Install PyTorch dependencies:
mamba install pytorch=2.1 torchvision torchaudio pytorch-cuda=12.1 -c pytorch -c nvidia
Install other dependencies:
mamba install -c conda-forge omegaconf "numpy<2.0" wandb tqdm pandas torchmetrics pytorch-lightning matplotlib seaborn
To see a full list of training options, run python trainer.py -h. Training for 50 epochs should take around 15-20 minutes on a V100 GPU with 8 CPU workers. To run with default settings:
cd src/runscripts
sh train.sh
Inference and peptide nomination/filtering code is provided in src/nomination.ipynb.

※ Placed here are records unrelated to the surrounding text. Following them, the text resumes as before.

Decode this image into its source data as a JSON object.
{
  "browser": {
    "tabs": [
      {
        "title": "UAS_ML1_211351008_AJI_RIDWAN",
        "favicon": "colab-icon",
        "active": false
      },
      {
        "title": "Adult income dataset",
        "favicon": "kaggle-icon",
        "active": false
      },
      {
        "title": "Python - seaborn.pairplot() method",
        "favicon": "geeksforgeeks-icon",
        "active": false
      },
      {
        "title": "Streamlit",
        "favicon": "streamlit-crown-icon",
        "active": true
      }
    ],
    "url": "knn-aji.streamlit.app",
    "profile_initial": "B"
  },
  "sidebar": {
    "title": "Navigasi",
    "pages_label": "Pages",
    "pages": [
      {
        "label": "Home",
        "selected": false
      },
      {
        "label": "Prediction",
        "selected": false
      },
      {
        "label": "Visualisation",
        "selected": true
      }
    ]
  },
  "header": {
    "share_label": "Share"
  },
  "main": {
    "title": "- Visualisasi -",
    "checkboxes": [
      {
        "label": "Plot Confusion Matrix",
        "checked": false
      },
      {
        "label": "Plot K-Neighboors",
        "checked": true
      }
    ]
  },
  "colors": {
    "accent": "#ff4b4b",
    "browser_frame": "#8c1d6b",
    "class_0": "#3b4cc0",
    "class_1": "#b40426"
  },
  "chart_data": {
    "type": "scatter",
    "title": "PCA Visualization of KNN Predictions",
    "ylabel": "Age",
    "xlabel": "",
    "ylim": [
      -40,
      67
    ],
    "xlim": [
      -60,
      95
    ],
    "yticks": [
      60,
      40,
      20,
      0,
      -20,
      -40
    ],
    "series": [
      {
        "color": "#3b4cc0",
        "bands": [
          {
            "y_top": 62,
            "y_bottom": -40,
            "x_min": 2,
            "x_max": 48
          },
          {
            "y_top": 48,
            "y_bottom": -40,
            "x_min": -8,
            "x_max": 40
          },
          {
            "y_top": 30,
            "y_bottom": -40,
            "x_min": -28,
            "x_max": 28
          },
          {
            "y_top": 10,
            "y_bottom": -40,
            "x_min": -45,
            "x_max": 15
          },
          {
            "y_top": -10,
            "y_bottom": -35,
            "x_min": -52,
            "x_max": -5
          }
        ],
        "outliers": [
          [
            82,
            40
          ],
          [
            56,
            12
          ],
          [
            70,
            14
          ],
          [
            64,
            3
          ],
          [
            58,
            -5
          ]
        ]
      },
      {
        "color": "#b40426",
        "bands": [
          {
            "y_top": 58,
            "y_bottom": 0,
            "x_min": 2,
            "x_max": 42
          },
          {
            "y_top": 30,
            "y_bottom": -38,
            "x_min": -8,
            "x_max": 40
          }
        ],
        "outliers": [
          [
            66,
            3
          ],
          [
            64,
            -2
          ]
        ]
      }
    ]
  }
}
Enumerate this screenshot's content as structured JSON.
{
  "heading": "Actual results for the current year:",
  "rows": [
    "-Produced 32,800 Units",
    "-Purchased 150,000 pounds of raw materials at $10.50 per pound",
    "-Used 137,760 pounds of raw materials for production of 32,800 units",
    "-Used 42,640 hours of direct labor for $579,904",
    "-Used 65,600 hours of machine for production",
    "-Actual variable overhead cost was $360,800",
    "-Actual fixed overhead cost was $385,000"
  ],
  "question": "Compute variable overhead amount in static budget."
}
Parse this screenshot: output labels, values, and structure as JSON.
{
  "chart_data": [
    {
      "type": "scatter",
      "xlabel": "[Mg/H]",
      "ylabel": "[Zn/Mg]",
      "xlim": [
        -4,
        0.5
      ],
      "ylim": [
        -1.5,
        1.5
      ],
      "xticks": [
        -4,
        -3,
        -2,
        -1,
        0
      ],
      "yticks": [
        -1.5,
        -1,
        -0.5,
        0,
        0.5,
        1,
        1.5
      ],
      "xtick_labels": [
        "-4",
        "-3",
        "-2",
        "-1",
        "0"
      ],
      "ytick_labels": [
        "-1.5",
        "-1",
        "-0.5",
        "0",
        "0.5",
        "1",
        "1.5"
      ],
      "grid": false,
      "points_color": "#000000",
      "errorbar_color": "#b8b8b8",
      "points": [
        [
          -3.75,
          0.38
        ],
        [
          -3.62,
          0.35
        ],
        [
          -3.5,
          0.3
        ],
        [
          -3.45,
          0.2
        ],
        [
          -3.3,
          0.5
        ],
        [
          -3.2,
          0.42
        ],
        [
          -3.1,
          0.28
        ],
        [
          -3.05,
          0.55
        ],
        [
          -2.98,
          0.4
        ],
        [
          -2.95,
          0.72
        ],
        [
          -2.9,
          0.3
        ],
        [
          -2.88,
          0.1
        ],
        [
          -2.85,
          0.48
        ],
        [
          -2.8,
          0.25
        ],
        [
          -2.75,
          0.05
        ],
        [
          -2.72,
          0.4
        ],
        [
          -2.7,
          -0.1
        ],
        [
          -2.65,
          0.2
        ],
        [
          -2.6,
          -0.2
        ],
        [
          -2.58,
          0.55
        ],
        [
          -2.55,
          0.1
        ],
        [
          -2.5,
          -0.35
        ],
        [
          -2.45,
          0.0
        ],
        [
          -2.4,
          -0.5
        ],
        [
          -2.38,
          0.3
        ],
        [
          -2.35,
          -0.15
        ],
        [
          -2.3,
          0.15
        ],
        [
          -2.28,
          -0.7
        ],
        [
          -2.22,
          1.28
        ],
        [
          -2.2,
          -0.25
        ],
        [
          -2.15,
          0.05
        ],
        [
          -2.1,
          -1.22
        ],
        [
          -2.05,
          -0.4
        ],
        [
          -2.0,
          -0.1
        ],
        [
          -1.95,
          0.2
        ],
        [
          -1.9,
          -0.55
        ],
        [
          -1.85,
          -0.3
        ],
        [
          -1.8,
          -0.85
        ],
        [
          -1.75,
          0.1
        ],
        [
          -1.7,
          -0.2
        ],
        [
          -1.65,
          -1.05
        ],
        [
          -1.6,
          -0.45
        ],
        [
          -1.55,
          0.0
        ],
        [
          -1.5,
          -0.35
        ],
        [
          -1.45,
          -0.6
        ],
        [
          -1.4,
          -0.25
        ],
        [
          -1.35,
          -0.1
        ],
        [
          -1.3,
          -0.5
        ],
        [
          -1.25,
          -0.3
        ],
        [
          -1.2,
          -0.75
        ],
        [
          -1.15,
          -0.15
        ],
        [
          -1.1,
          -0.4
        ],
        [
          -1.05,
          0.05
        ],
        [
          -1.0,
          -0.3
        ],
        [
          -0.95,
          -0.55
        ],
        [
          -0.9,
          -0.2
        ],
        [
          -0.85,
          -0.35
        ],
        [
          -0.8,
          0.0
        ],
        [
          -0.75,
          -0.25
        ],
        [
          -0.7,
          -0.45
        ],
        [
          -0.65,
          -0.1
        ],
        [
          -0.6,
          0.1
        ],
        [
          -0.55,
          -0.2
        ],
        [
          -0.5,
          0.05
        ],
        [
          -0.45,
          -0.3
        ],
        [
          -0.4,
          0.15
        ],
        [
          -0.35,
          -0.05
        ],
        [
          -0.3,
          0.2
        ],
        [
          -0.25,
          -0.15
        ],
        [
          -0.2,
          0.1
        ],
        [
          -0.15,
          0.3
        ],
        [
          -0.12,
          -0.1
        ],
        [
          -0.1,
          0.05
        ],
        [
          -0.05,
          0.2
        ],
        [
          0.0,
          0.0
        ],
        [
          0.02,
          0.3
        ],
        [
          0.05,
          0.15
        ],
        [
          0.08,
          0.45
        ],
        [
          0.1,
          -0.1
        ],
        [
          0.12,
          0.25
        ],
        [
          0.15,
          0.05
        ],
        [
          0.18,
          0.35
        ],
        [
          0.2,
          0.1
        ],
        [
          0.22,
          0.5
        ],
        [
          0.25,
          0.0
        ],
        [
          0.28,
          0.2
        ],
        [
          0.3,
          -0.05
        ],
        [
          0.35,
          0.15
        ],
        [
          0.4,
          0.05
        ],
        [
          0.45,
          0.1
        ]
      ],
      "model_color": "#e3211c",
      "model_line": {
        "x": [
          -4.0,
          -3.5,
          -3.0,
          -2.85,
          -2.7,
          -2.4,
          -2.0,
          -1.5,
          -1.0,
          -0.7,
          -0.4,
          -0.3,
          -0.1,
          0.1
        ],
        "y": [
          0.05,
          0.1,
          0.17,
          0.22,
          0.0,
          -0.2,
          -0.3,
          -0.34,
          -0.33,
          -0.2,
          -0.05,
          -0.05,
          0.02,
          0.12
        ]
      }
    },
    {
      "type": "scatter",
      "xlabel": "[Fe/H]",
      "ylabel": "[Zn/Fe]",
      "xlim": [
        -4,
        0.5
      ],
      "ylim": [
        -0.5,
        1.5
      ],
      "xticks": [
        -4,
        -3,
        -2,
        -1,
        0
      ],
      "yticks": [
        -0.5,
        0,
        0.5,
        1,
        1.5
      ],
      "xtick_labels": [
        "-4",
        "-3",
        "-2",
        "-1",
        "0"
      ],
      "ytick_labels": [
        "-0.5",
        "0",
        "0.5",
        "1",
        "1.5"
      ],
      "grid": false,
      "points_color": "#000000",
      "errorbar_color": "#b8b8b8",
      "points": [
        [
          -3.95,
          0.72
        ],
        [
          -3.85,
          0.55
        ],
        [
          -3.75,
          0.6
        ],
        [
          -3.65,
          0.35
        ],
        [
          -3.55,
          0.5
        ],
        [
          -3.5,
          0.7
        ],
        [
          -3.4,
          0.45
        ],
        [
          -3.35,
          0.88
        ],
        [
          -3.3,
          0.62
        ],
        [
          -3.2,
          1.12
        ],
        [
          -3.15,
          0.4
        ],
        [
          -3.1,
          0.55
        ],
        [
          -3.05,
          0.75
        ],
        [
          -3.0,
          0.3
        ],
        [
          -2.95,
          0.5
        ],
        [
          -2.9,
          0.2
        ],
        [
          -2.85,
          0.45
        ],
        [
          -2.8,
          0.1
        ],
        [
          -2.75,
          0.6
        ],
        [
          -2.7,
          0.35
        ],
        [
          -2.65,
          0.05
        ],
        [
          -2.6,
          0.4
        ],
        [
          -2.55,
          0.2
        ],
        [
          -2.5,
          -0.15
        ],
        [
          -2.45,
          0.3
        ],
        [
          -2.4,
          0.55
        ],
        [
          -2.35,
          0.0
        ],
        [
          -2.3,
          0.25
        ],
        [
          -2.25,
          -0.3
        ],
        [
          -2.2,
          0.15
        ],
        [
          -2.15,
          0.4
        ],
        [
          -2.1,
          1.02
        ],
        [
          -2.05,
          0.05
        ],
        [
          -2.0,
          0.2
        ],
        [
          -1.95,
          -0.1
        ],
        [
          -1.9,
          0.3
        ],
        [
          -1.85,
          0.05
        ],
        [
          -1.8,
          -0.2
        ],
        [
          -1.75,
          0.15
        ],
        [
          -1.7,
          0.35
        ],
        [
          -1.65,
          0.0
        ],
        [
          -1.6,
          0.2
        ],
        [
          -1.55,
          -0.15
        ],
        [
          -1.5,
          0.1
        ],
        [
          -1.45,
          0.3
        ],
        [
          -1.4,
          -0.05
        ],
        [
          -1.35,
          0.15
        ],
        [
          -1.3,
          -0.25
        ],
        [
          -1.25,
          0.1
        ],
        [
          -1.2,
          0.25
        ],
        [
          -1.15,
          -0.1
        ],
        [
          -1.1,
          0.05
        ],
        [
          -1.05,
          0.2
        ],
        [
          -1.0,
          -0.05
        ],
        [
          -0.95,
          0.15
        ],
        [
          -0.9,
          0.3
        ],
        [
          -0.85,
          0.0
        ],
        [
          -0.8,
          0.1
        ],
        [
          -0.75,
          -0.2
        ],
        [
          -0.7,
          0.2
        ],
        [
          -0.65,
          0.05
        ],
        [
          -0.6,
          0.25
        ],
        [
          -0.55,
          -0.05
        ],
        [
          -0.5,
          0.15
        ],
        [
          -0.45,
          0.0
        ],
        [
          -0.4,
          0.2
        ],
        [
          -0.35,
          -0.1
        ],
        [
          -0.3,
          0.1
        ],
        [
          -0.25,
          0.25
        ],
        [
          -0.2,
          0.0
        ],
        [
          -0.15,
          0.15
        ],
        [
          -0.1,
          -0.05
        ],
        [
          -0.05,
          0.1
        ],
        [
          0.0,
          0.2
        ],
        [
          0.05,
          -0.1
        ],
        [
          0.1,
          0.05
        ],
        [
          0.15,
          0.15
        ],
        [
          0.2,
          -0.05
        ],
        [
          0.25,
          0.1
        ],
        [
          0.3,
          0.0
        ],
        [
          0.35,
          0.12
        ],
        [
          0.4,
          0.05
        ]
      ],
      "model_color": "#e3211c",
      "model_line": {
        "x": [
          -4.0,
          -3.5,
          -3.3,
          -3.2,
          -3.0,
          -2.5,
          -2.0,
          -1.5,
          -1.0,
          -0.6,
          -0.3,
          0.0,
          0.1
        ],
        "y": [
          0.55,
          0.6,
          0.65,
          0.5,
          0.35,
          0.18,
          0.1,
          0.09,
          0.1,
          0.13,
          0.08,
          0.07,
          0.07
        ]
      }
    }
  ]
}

Several analysis functions are included in src/analysis.py and example inputs are provided in src/runscripts/analyze.sh
To screen a set of peptides based on activity threshold and Hamming distance constraints:
python analysis.py \
--features onehot \
--model MLP \
--routine screen \
--variable_region 14 15 16 17 18 19 20 21 \
--ckpt model_weights/LynD_NNK7_rd3.ckpt \
--include_C \
--thresh 0.97 \
--hamming 2 \
--sele /proj/kuhl_lab/users/dieckhau/LynD-substrate-modeling/LynD-substrate-modeling/datasets/rd3/sele/ \
--anti /proj/kuhl_lab/users/dieckhau/LynD-substrate-modeling/LynD-substrate-modeling/datasets/rd3/anti/
To calculate PPV curves for S score and model predictions on a given library:
python analysis.py \
--features onehot \
--model MLP \
--routine threshold \
--variable_region 14 15 16 17 18 19 20 21 \
--ckpt model_weights/LynD_NNK7_rd3.ckpt \
--include_C \
--seed 1234 \
--sele /proj/kuhl_lab/users/dieckhau/LynD-substrate-modeling/LynD-substrate-modeling/datasets/rd3/sele/ \
--anti /proj/kuhl_lab/users/dieckhau/LynD-substrate-modeling/LynD-substrate-modeling/datasets/rd3/anti/
To calculate epistasis matrices for a semi-randomized library:
python analysis.py \
--features onehot \
--model MLP \
--routine epistasis \
--variable_region 14 15 16 17 18 19 20 21 \
--ckpt model_weights/LynD_NNK7_rd3.ckpt \
--include_C \
--sele /proj/kuhl_lab/users/dieckhau/LynD-substrate-modeling/LynD-substrate-modeling/datasets/rd3/sele/ \
--anti /proj/kuhl_lab/users/dieckhau/LynD-substrate-modeling/LynD-substrate-modeling/datasets/rd3/anti/
General questions about the LynD manuscript should be directed to the corresponding author (Dr. Albert Bowers). However, questions regarding this code repository should be raised by opening a GitHub issue on this repo.
This work is made available under an MIT license. See the LICENSE file for details.